Research by World Bank economist Branko Milanovic attempts to put together a picture of the global gap at the individual level by linking these two aspects of inequality. He finds inequality of jaw-dropping proportions. The top 10% of individuals captured over half of world income in 1993, and the richest 1% (50 million people) received as much income as the bottom 57% (2.7 billion people). And while the global rich have captured a greater share of the world's economic pie, the global poor have gotten fewer of the crumbs.

The contrary claim from the right-that inequality is falling worldwide-draws heavily on the work of economist Xavier Sala-i-Martin. His analysis hinges on the fact that China has experienced rapid growth in recent decades, and because it accounts for one-fifth of the world's population, it is implied that more than a billion people are approaching Western income levels-hence, global inequality is falling.

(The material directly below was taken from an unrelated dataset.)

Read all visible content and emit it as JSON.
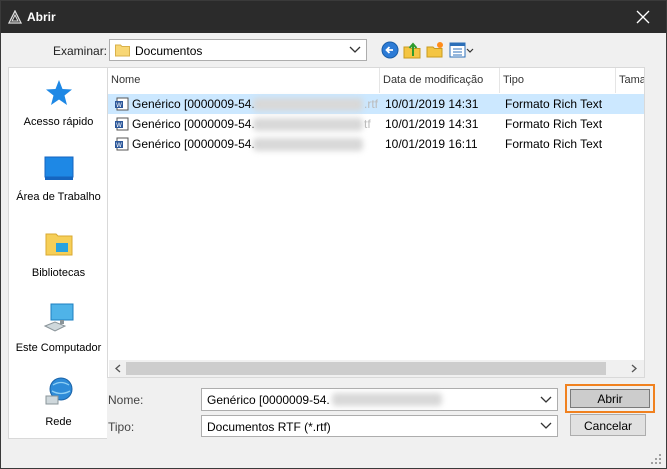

One problem with this is that while China has experienced rising incomes on average, inequality has grown within the country, a point not accounted for in the study. A full 80% of China's population are still peasant farmers, and the benefits of growth have been quite concentrated at the top. Moreover, if China is dropped from the statistical sample, inequality is no longer found to be decreasing.

A major force behind growing global inequality has been the collapse of the middle class in the "transition economies" of Russia and Eastern Europe after the fall of the Soviet Union. Sala-i-Martin does not include the transition economies in his study, a huge omission. The stagnation of countries in Latin America and Africa since 1980 is also a huge driver of increasing global disparity.

Besides growing inequality, these countries have something else in common. Most of them have been coerced by the International Monetary Fund to rapidly liberalize, privatize and deregulate their economies, moves increasingly locked in place by the World Trade Organization. These prescriptions have been dismal failures, leading to growing inequality and weak economic performance.

In contrast, China has not followed orthodox free market policies. It has moved slowly towards a more open economy, joining the WTO only after two decades of reforms. China still does not have a convertible currency, only weakly protects property rights, and has a massive state-owned sector.

Historically, no country has gotten rich by adhering to the free market playbook. The East Asian tigers flouted the orthodoxy by pursuing deliberate government-led industrial policies to strengthen the export sector, while opening up their domestic economies slowly. Early industrializing countries, such as Canada, the United Kingdom and the United States, also relied on government protection and intervention to develop their economies.

The real issue inside the statistical debate about rising inequality has to do with what will work to bridge the gap. It is about what kind of global economy we want to have. An alternative may lie in the post-WW II Golden Age, when inequality was falling both within countries and between countries. During this period, full employment policies were in fashion, and regions like Latin America and Africa benefited from import-substitution and other policies that have since been demonized by free marketeers.

It is possible to shrink the growing gap, but we must take a more balanced approach that does not glorify free markets, and that gives countries the flexibility they need to create vibrant domestic economies.

Marc Lee in an Economist in the BC Office of the Canadian Centre for Policy Alternatives.